Pero la riqueza cultural de Tombuctú no se reduce a estas edificaciones, sino además posee una colección de manuscritos de la Edad Media, una gran parte de ellos anteriores a la aparición del Islam.

Se estaba llevando a cabo un proyecto ambicioso de microfilmar aquellos libros y catalogarlos, pero la presencia de los fanáticos islamistas ha interrumpido el trabajo. “No hay patrimonio mundial, eso no existe”, ha dicho uno de los yihadistas. “Esto es para nosotros, los musulmanes. Los infieles no deben meterse en nuestros asuntos”, para agregar que están decididos a destruir todas las edificaciones que consideren profanas “aunque los mausoleos estén en el interior de las mezquitas”.

No solo el fanatismo se ha cebado con las obras de arquitectura, también con la música. En Malí está prohibida la música cualquiera sea su forma de expresión: un instrumento musical, la voz humana, ni siquiera el tono de llamada de un teléfono móvil. Si esto sucede, el aparato es confiscado.

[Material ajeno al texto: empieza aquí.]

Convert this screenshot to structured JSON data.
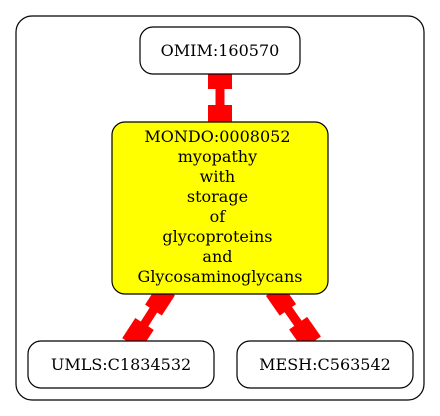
{
  "diagram": {
    "colors": {
      "edge": "#ff0000",
      "highlight_fill": "#ffff00",
      "node_fill": "#ffffff",
      "stroke": "#000000"
    },
    "nodes": {
      "omim": {
        "label": "OMIM:160570"
      },
      "mondo": {
        "id_line": "MONDO:0008052",
        "name_lines": [
          "myopathy",
          "with",
          "storage",
          "of",
          "glycoproteins",
          "and",
          "Glycosaminoglycans"
        ]
      },
      "umls": {
        "label": "UMLS:C1834532"
      },
      "mesh": {
        "label": "MESH:C563542"
      }
    },
    "edges": [
      {
        "from": "omim",
        "to": "mondo"
      },
      {
        "from": "mondo",
        "to": "umls"
      },
      {
        "from": "mondo",
        "to": "mesh"
      }
    ]
  }
}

El Festival del Desierto, que reunía a músicos y público de todo el mundo para escuchar a los tuaregs, por este motivo se ha convertido en el Festival del Desierto en el Exilio, en Burkina Faso, al sur de Malí. Allí irán sus cantantes Alí Farka Touré, Khaira Arby, Rokia Traoré (la pueden escuchar en Spotify); la casa de esta última acaba de ser asaltada por los yihadistas que destruyeron todos los instrumentos musicales que allí encontraron. El periódico norteamericano “The Washington Post” entrevistó por teléfono a un líder guerrillero quien dijo: “La música es contraria al Islam. En vez de cantar, ¿por qué no leen el Corán? No estamos únicamente en contra de los músicos de Malí, estamos en una guerra contra todos los músicos del mundo”. Qué lejos está de nosotros Malí y Tombuctú, pero también qué cerca, porque por allí pasa el camino de la intolerancia que transitan todos los que creen que sus ideas son mejores que las de su vecino y por eso lo insultan y lo desprecian. O lo matan.